Covid-19 has exacerbated the rich-poor divide — an Oxfam report highlights that Indian billionaires increased their wealth by 35 per cent during lockdown last year — but it has also set the country back in terms of female empowerment.
A Business Standard analysis of employee provident fund (EPF) enrolments — a proxy for formal employment — shows that net enrolments for women declined 12.3 per cent in 2020-21 when compared with last year. During the same period, net enrolments for their male counterparts increased by 0.63 per cent.
Between 2018-19 and 2019-20, net enrolment for males had increased by 28.5 per cent, while that for females had registered a 22.1 per cent rise.
A further break-up of this year’s enrolment data indicates that while new enrolments for both males and females declined 23 per cent from last year, more women exited formal employment than their male counterparts. Of the 840,523 exits (number of persons leaving the workforce minus number of people who rejoined after exiting), two-thirds were women. Over half a million women exited formal employment during the pandemic — nearly double the number of men.

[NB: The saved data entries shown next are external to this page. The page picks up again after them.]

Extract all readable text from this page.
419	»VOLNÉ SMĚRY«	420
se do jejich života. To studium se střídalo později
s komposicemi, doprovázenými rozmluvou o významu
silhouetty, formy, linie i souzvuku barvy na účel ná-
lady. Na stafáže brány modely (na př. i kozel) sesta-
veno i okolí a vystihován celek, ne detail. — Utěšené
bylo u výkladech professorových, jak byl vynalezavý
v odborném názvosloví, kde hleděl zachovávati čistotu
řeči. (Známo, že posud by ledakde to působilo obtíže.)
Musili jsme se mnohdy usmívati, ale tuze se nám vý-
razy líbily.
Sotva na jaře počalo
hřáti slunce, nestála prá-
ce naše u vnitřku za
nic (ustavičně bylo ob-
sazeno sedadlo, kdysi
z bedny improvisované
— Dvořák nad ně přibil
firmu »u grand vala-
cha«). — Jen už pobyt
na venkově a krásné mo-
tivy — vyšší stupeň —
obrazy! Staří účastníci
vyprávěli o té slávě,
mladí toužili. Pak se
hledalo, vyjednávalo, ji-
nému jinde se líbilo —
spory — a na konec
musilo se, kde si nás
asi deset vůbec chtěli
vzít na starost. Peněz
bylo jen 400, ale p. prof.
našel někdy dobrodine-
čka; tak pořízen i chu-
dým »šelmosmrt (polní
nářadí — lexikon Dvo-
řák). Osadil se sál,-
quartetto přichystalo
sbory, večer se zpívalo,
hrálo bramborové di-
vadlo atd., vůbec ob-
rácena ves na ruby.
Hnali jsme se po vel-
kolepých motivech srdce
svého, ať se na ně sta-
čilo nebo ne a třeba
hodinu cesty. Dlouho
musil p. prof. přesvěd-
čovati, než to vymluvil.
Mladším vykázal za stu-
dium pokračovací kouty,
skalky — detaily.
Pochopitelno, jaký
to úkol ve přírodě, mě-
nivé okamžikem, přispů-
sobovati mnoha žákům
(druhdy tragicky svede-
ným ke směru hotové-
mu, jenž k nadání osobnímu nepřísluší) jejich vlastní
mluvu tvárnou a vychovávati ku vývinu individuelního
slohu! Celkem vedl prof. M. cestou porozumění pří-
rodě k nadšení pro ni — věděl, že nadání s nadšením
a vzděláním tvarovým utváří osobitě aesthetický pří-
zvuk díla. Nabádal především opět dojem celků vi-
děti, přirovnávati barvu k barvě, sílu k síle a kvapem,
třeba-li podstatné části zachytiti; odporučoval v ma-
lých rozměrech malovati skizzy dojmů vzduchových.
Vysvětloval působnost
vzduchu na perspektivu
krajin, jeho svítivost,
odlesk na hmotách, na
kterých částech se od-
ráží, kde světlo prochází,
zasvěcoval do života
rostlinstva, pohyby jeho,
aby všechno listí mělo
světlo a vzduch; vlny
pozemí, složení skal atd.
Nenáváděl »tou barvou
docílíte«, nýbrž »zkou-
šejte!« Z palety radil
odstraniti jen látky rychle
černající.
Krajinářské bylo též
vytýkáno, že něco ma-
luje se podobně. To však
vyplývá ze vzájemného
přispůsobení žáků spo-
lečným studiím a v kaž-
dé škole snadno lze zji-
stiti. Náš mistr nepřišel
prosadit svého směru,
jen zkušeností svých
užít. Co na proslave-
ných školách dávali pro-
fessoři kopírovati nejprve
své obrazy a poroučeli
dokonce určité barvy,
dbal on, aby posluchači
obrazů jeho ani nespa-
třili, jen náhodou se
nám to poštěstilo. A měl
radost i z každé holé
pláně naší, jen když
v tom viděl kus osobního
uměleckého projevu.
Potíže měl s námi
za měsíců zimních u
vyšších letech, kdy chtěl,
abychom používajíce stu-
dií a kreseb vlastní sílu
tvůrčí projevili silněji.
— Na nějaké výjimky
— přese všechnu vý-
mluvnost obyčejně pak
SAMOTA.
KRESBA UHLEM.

EPF data categorise enrolments and exits for six age classes (below 18, 18-21, 22-25, 26-28, 29-35 and 35 and above). The 35+ category also includes those retiring; removing that distinction shows that of the 546,936 women who lost jobs in 2020-21, as many as 349,319 were below 35. By comparison, only a third of men under 35 exited formal employment during this period.
New female enrolments were on the decline prior to the pandemic. EPF data indicate that new enrolments had dropped 14 per cent in 2019-20. But exits had also decreased in 2019-20.
The trend mirrors the Centre for Monitoring Indian Economy’s (CMIE’s) data on urban female employment. The CMIE data reflect that employment has been declining since 2018. Urban female employment in February 2018 was 8.8 per cent; it declined to 7.5 per cent by March 2020 and has declined further since. In February 2021, urban female employment was just 5.4 per cent.
A study by Azim Premji University earlier this year had posited that women in India are seven times more likely to lose work during the national lockdown and 11 times more likely to not return to work after a job loss. EPF data in the coming months will indicate if the economy does exhibit this trend.
Moreover, for a country where labour force participation is already relatively low, more women opting out of the workforce will further erode their status in society.